Il ritorno di Apap a Siena avviene a distanza di circa un decennio dalla sua precedente e acclamata esibizione nella stagione Micat in Vertice (11 dicembre 2015), quando il violinista incantò il pubblico con un programma travolgente che alternava capolavori del repertorio classico e contaminazioni popolari, da Mozart e Vivaldi a Ravel, Saint-Saëns e Sarasate, fino alle tradizioni bluegrass, gitane e klezmer, confermando fin da allora la sua cifra artistica inconfondibile

Violinista di culto per musicisti e appassionati di tutto il mondo, Gilles Apap occupa da decenni una posizione unica nel panorama internazionale. Acclamato solista con alcune delle più importanti orchestre – dal Gewandhaus di Lipsia alla Israel Philharmonic Orchestra, dalla San Francisco Symphony alla Boston Philharmonic – ha costruito un percorso artistico profondamente personale, scegliendo di sottrarsi alle logiche della carriera tradizionale per esplorare una visione della musica fondata sulla libertà interpretativa, sull’improvvisazione e sul dialogo tra culture.

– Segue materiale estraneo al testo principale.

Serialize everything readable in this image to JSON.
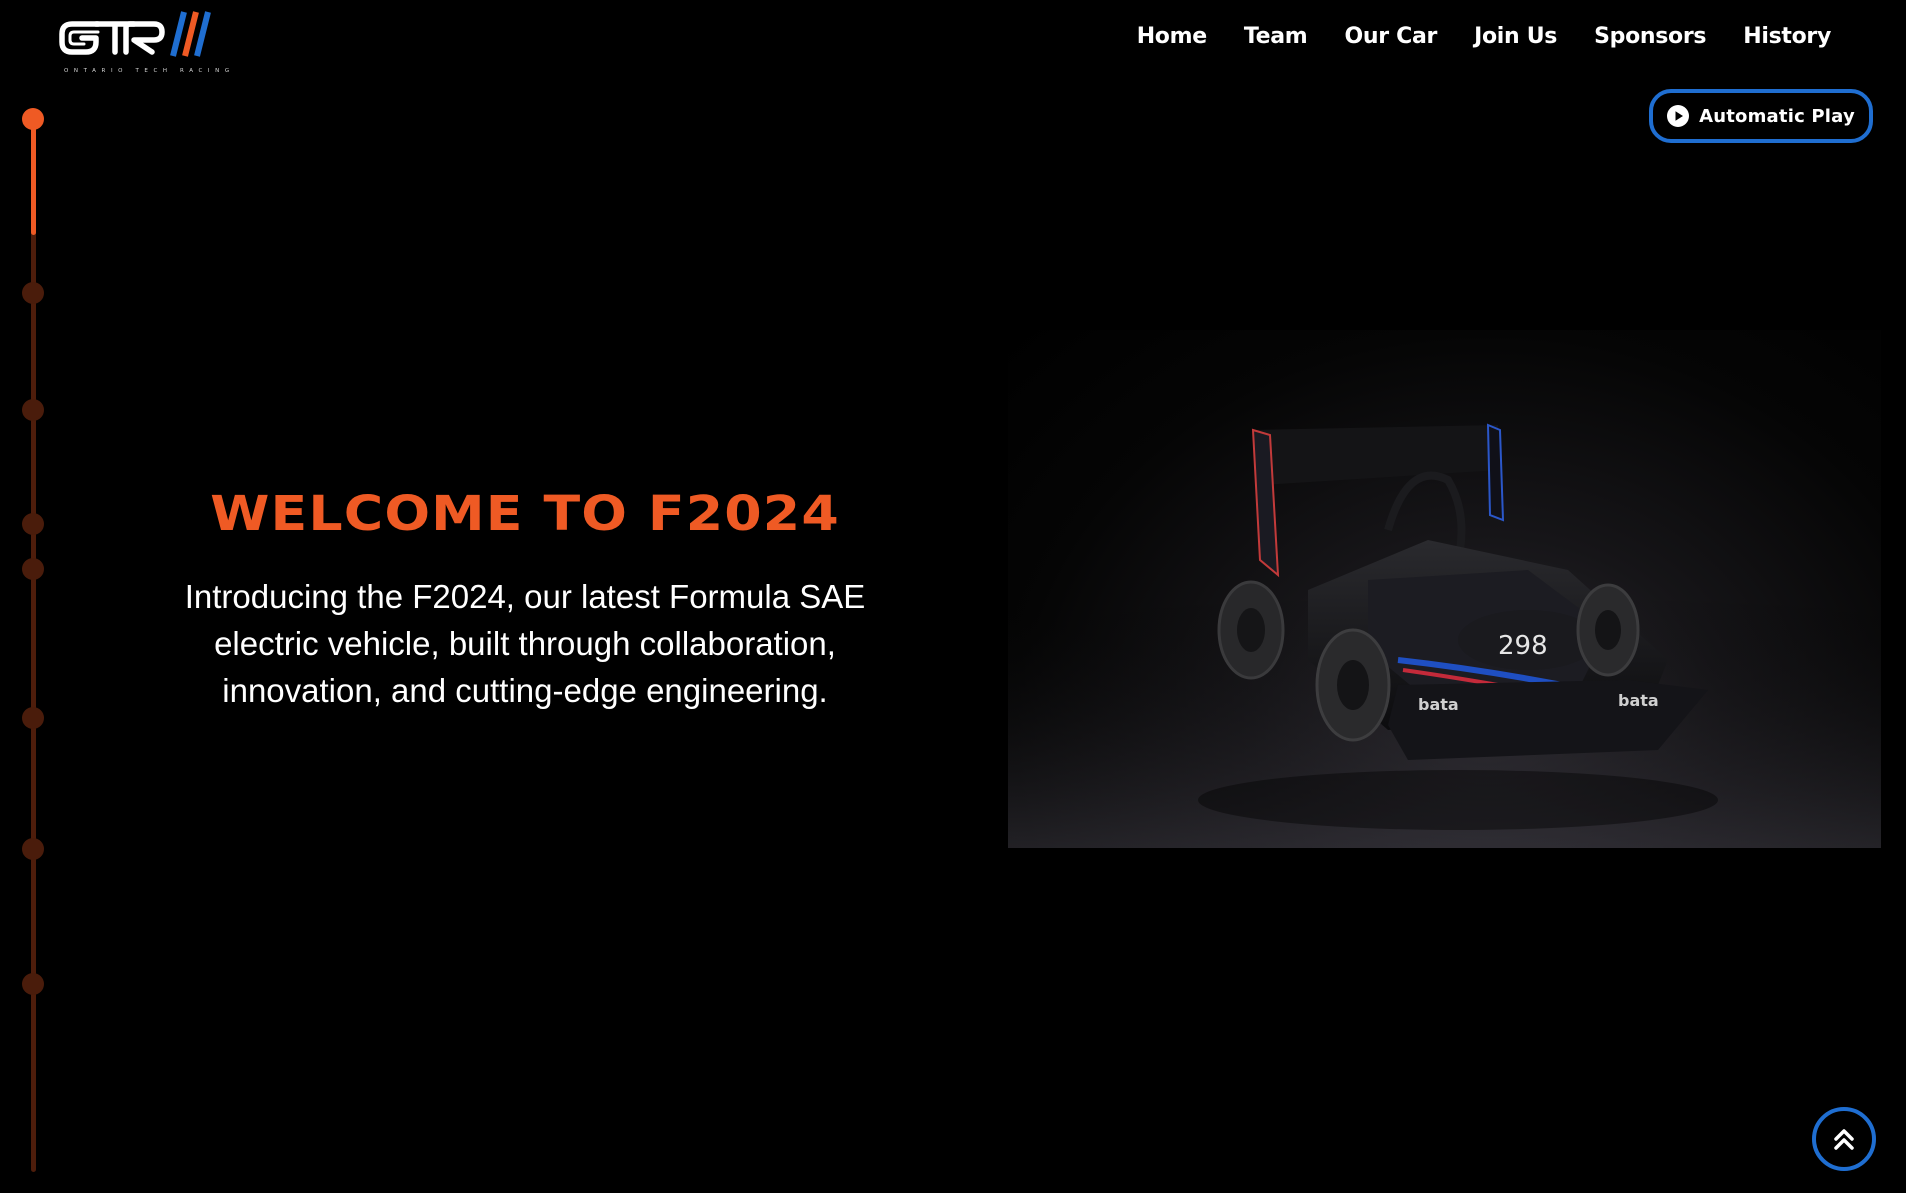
{
  "brand": {
    "logo_subtext": "ONTARIO TECH RACING",
    "colors": {
      "accent": "#ef5a24",
      "button_border": "#1f6ed1",
      "background": "#000000",
      "text": "#ffffff",
      "logo_stripe_blue": "#1f6ed1",
      "logo_stripe_orange": "#ef5a24"
    }
  },
  "nav": {
    "items": [
      {
        "label": "Home"
      },
      {
        "label": "Team"
      },
      {
        "label": "Our Car"
      },
      {
        "label": "Join Us"
      },
      {
        "label": "Sponsors"
      },
      {
        "label": "History"
      }
    ]
  },
  "auto_play": {
    "label": "Automatic Play",
    "icon": "play-circle-icon"
  },
  "timeline": {
    "total_steps": 8,
    "active_index": 0
  },
  "hero": {
    "title": "WELCOME TO F2024",
    "description": "Introducing the F2024, our latest Formula SAE electric vehicle, built through collaboration, innovation, and cutting-edge engineering."
  },
  "car_image": {
    "car_number": "298",
    "sponsor_text": "bata"
  },
  "scroll_top": {
    "icon": "double-chevron-up-icon"
  }
}
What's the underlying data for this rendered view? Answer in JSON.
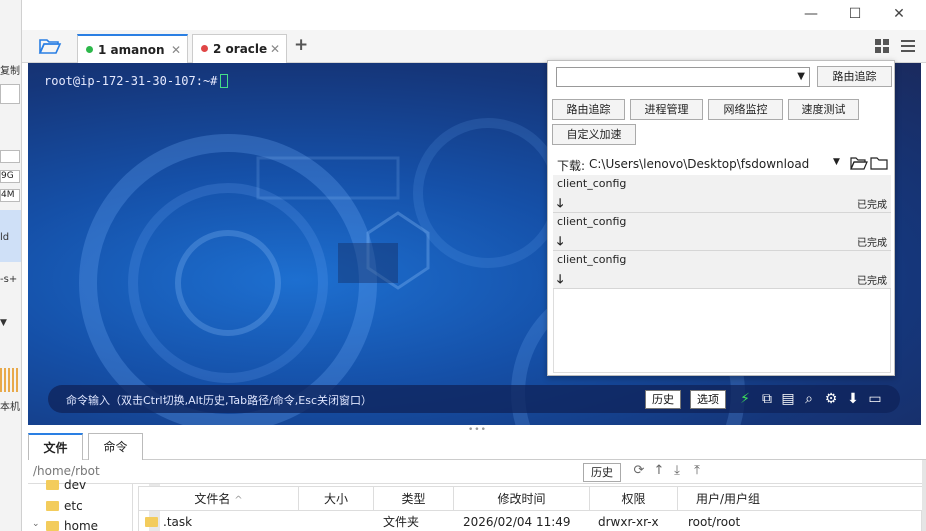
{
  "left_panel": {
    "fragments": [
      "复制",
      "9G",
      "4M",
      "ld",
      "-s+",
      "本机"
    ]
  },
  "window_controls": {
    "minimize": "—",
    "maximize": "☐",
    "close": "✕"
  },
  "tabs": [
    {
      "label": "1 amanon",
      "status_color": "#2db84b"
    },
    {
      "label": "2 oracle",
      "status_color": "#e04646"
    }
  ],
  "tab_close": "✕",
  "tab_add": "+",
  "terminal": {
    "prompt": "root@ip-172-31-30-107:~#",
    "cmd_hint": "命令输入（双击Ctrl切换,Alt历史,Tab路径/命令,Esc关闭窗口）",
    "history_btn": "历史",
    "options_btn": "选项"
  },
  "popup": {
    "trace_input_value": "",
    "trace_button": "路由追踪",
    "tool_buttons": [
      "路由追踪",
      "进程管理",
      "网络监控",
      "速度测试",
      "自定义加速"
    ],
    "download_label": "下载:",
    "download_path": "C:\\Users\\lenovo\\Desktop\\fsdownload",
    "downloads": [
      {
        "name": "client_config",
        "status": "已完成"
      },
      {
        "name": "client_config",
        "status": "已完成"
      },
      {
        "name": "client_config",
        "status": "已完成"
      }
    ]
  },
  "bottom": {
    "tabs": [
      "文件",
      "命令"
    ],
    "path": "/home/rbot",
    "history_btn": "历史",
    "tree": [
      "dev",
      "etc",
      "home"
    ],
    "columns": [
      "文件名",
      "大小",
      "类型",
      "修改时间",
      "权限",
      "用户/用户组"
    ],
    "rows": [
      {
        "name": ".task",
        "size": "",
        "type": "文件夹",
        "mtime": "2026/02/04 11:49",
        "perm": "drwxr-xr-x",
        "owner": "root/root"
      }
    ]
  }
}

La sua figura ha suscitato l’ammirazione di Yehudi Menuhin, che lo definì «l’esempio del musicista del XXI secolo», capace di coniugare il rispetto della tradizione classica con la vitalità delle musiche popolari e dell’invenzione estemporanea. Questo approccio lo ha portato a collaborare con artisti provenienti da universi musicali differenti, dal violinista indiano L. Subramaniam al fiddler irlandese Kevin Burke, dal virtuoso ungherese Roby Lakatos al jazzista Didier Lockwood.

Artista refrattario a ogni definizione, Apap attraversa con naturalezza Mozart e Bartók, il repertorio romantico e le tradizioni popolari del Mediterraneo e dell’Europa orientale, dando vita a interpretazioni di rara immediatezza comunicativa, sostenute da una fantasia inesauribile e da una profonda autenticità espressiva. Come ha scritto la critica Ariana Todes, «Apap è ancora una gemma nascosta del mondo della musica classica: semplicemente non rientra in nessuna categoria prestabilita».

Accanto a lui, Inna Faliks, pianista riconosciuta a livello internazionale per l’intensità poetica delle sue interpretazioni e per la versatilità di una carriera che unisce il grande repertorio, la musica contemporanea e innovativi progetti interdisciplinari. Artista ospite delle più prestigiose sale e istituzioni musicali del mondo, Faliks affianca all’attività concertistica un importante impegno nella formazione delle nuove generazioni di musicisti come docente e responsabile del Dipartimento di Pianoforte della UCLA Herb Alpert School of Music.

Il programma della serata si apre con la Sonata in Do maggiore K. 296 di Wolfgang Amadeus Mozart, capolavoro giovanile in cui il dialogo tra violino e pianoforte raggiunge una nuova dimensione di equilibrio e reciprocità. Seguirà la Sonata n. 2 op. 100 di Johannes Brahms, una delle pagine più liriche e luminose della maturità del compositore tedesco, immersa in un’atmosfera di serena contemplazione.

Completano il programma la celebre Berceuse op. 16 di Gabriel Fauré, gioiello di eleganza e cantabilità francese, e la Sonata n. 2 in sol maggiore di Maurice Ravel, autentico capolavoro del Novecento cameristico, nella quale convivono raffinatezza timbrica, slancio ritmico e suggestioni provenienti dal jazz americano.